Reporting on Lebanon’s Pregnancy Alternatives Center

July 15, 2009

There’s a story in the LE this week about the rebuilt Pregnancy Alternative Center reopening:

The Lebanon Pregnancy Alternatives Center has been rebuilt from the ground up after a fire last December destroyed the building.

I blogged a bit about this when it was first burned down:

Something like the Lebanon Pregnancy Alternatives Center doesn’t seem to provide birth control or even mention abortion, much less abortion referrals, as an option on their website (which I will not link to).

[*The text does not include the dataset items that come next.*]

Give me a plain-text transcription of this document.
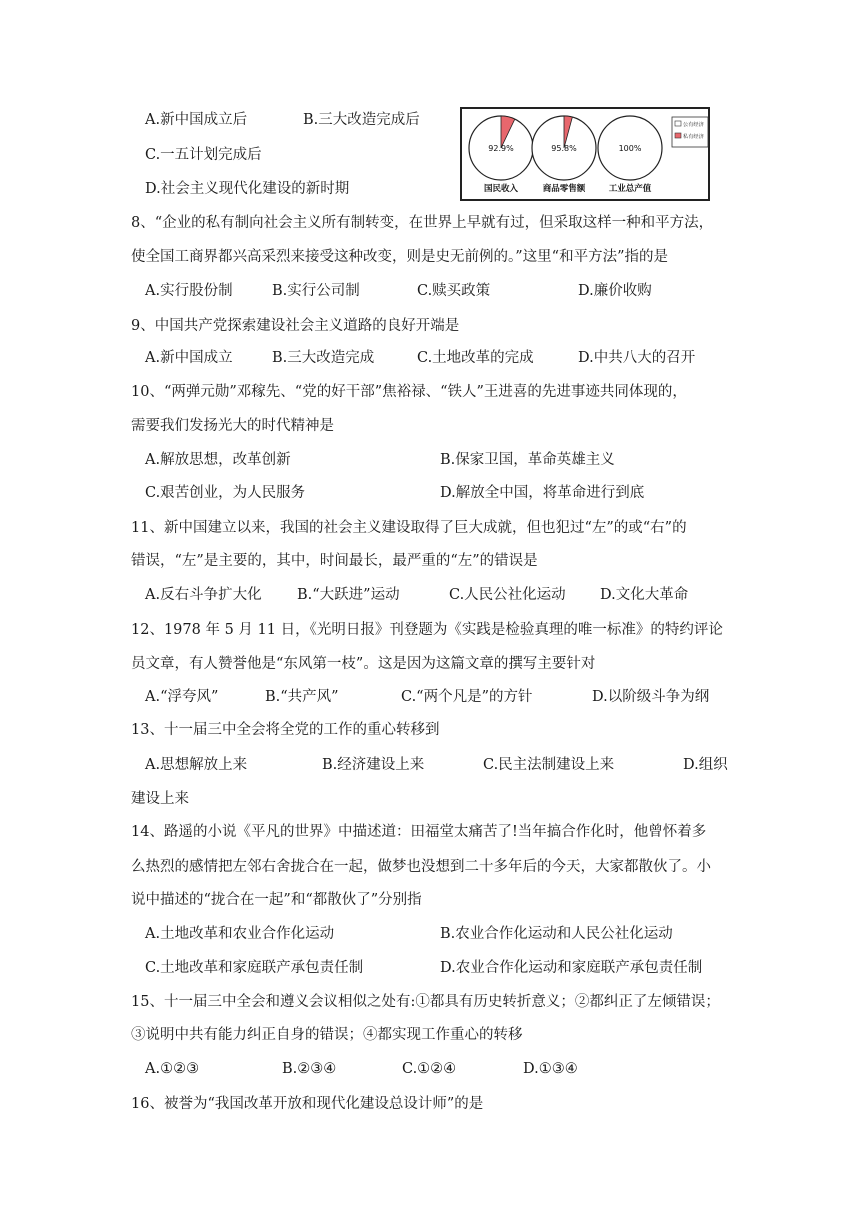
A.新中国成立后	B.三大改造完成后
C.一五计划完成后
D.社会主义现代化建设的新时期
92.9%
国民收入
95.8%
商品零售额
100%
工业总产值
公有经济
私有经济
8、“企业的私有制向社会主义所有制转变，在世界上早就有过，但采取这样一种和平方法，
使全国工商界都兴高采烈来接受这种改变，则是史无前例的。”这里“和平方法”指的是
A.实行股份制	B.实行公司制	C.赎买政策	D.廉价收购
9、中国共产党探索建设社会主义道路的良好开端是
A.新中国成立	B.三大改造完成	C.土地改革的完成	D.中共八大的召开
10、“两弹元勋”邓稼先、“党的好干部”焦裕禄、“铁人”王进喜的先进事迹共同体现的，
需要我们发扬光大的时代精神是
A.解放思想，改革创新	B.保家卫国，革命英雄主义
C.艰苦创业，为人民服务	D.解放全中国，将革命进行到底
11、新中国建立以来，我国的社会主义建设取得了巨大成就，但也犯过“左”的或“右”的
错误，“左”是主要的，其中，时间最长，最严重的“左”的错误是
A.反右斗争扩大化 B.“大跃进”运动	C.人民公社化运动 D.文化大革命
12、1978 年 5 月 11 日，《光明日报》刊登题为《实践是检验真理的唯一标准》的特约评论
员文章，有人赞誉他是“东风第一枝”。这是因为这篇文章的撰写主要针对
A.“浮夸风”	B.“共产风”	C.“两个凡是”的方针	D.以阶级斗争为纲
13、十一届三中全会将全党的工作的重心转移到
A.思想解放上来	B.经济建设上来	C.民主法制建设上来	D.组织
建设上来
14、路遥的小说《平凡的世界》中描述道：田福堂太痛苦了!当年搞合作化时，他曾怀着多
么热烈的感情把左邻右舍拢合在一起，做梦也没想到二十多年后的今天，大家都散伙了。小
说中描述的“拢合在一起”和“都散伙了”分别指
A.土地改革和农业合作化运动	B.农业合作化运动和人民公社化运动
C.土地改革和家庭联产承包责任制	D.农业合作化运动和家庭联产承包责任制
15、十一届三中全会和遵义会议相似之处有:①都具有历史转折意义；②都纠正了左倾错误；
③说明中共有能力纠正自身的错误；④都实现工作重心的转移
A.①②③	B.②③④	C.①②④	D.①③④
16、被誉为“我国改革开放和现代化建设总设计师”的是
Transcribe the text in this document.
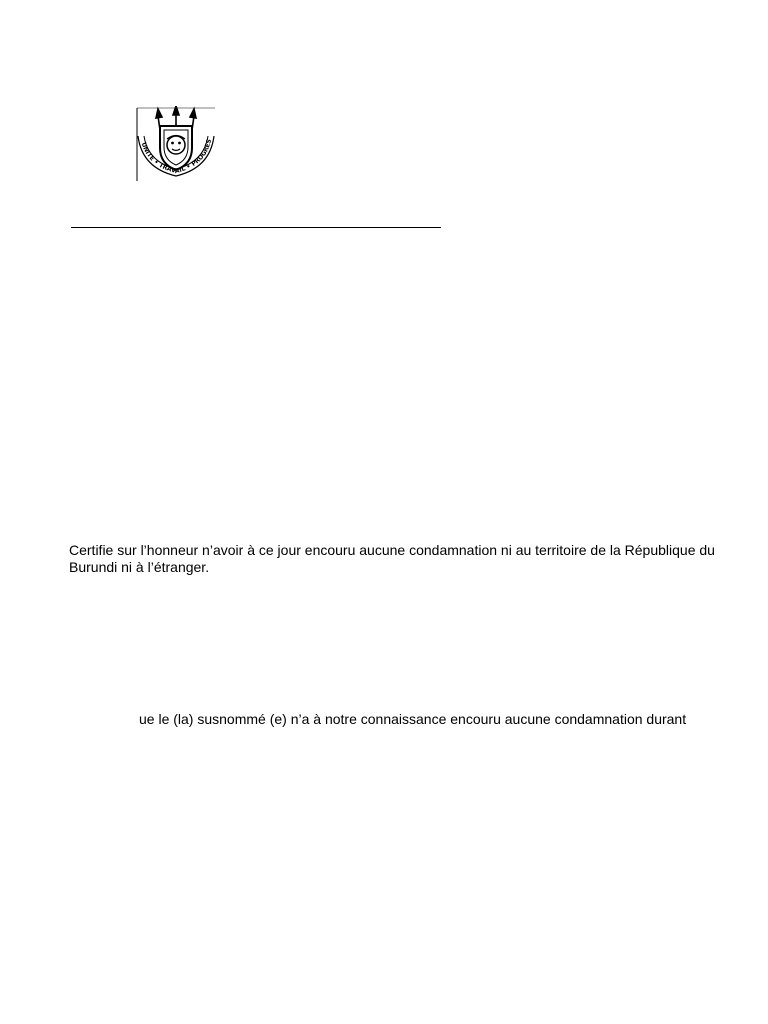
UNITE • TRAVAIL • PROGRES

Certifie sur l’honneur n’avoir à ce jour encouru aucune condamnation ni au territoire de la République du Burundi ni à l’étranger.

ue le (la) susnommé (e) n’a à notre connaissance encouru aucune condamnation durant
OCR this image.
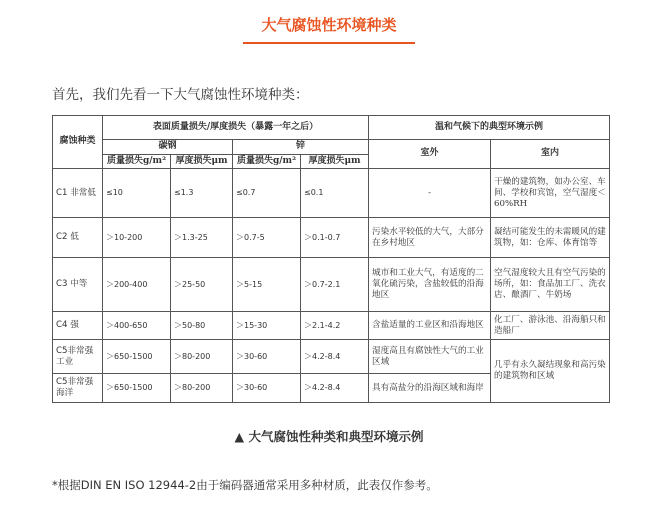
大气腐蚀性环境种类
首先，我们先看一下大气腐蚀性环境种类：
腐蚀种类	表面质量损失/厚度损失（暴露一年之后）				温和气候下的典型环境示例	
	碳钢		锌		室外	室内
	质量损失g/m²	厚度损失μm	质量损失g/m²	厚度损失μm		
C1 非常低	≤10	≤1.3	≤0.7	≤0.1	-	干燥的建筑物，如办公室、车间、学校和宾馆，空气湿度＜60%RH
C2 低	＞10-200	＞1.3-25	＞0.7-5	＞0.1-0.7	污染水平较低的大气，大部分在乡村地区	凝结可能发生的未需暖风的建筑物，如：仓库、体育馆等
C3 中等	＞200-400	＞25-50	＞5-15	＞0.7-2.1	城市和工业大气，有适度的二氧化硫污染，含盐较低的沿海地区	空气湿度较大且有空气污染的场所，如：食品加工厂、洗衣店、酿酒厂、牛奶场
C4 强	＞400-650	＞50-80	＞15-30	＞2.1-4.2	含盐适量的工业区和沿海地区	化工厂、游泳池、沿海船只和造船厂
C5非常强工业	＞650-1500	＞80-200	＞30-60	＞4.2-8.4	湿度高且有腐蚀性大气的工业区域	几乎有永久凝结现象和高污染的建筑物和区域
C5非常强海洋	＞650-1500	＞80-200	＞30-60	＞4.2-8.4	具有高盐分的沿海区域和海岸	
▲ 大气腐蚀性种类和典型环境示例
*根据DIN EN ISO 12944-2由于编码器通常采用多种材质，此表仅作参考。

What I noticed this time about the story in the LE was this:

The center is described on the group’s website as a “nonprofit, volunteer-based, Christian organization dedicated to helping women through unplanned pregnancies.”

Tracy described the center as a “medical clinic to serve women who want to find out if they are pregnant.”

Actually, it’s more accurate to say that I noticed what was not in the story:  An accurate description of the services the center provides – or fails to provide.  I think this is a problem.  Why?

Put yourself in the shoes of a teenager or legal adult who finds herself in need of reproductive health services, be they access to birth control, an abortion, or counseling on an unplanned pregnancy.  She happens to see the Express story and remembers the PAC – but doesn’t know what kind of services they provide.  She goes there, and finds out that they can’t (or won’t) do what she asks, which turns out to be refer her to an abortion provider – something that is not mentioned on their website as a service, and in fact is only mentioned in a negative context at all.  So the person visiting the PAC is not given a full range of reproductive health options, and is in fact almost certainly steered in one or two specific directions.  That’s not cool, and neither is the Express omitting that information from their story.  They owe it to their readers to provide a more complete picture of what the PAC does, and what kind of agenda it has.


Whales

July 12, 2009

Whoa:

I asked Frohoff at one point if, given both the dark past of human-whale interactions in those lagoons and what we’ve now come to know about whale intelligence, there could possibly be some element of knowing forgiveness behind their actions. She took a deep breath and widened her eyes, making it clear that she wanted to be very careful about how she answered such a question.

“Those are the kinds of things that for the longest time a scientist wouldn’t dare consider,” she said. “But thank goodness we’ve gone through a kind of cognitive revolution when it comes to studying the intelligence and emotion of other species. In fact, I’d say now that it is my obligation as a scientist not to discount that possibility. We do have compelling evidence of the experience of grief in cetaceans; and of joy, anger, frustration and distress and self-awareness and tool use; and of protecting not just their young but also their companions from humans and other predators.

It’s a long, long article, but worth the read.  And if nothing else, check out the final few paragraphs.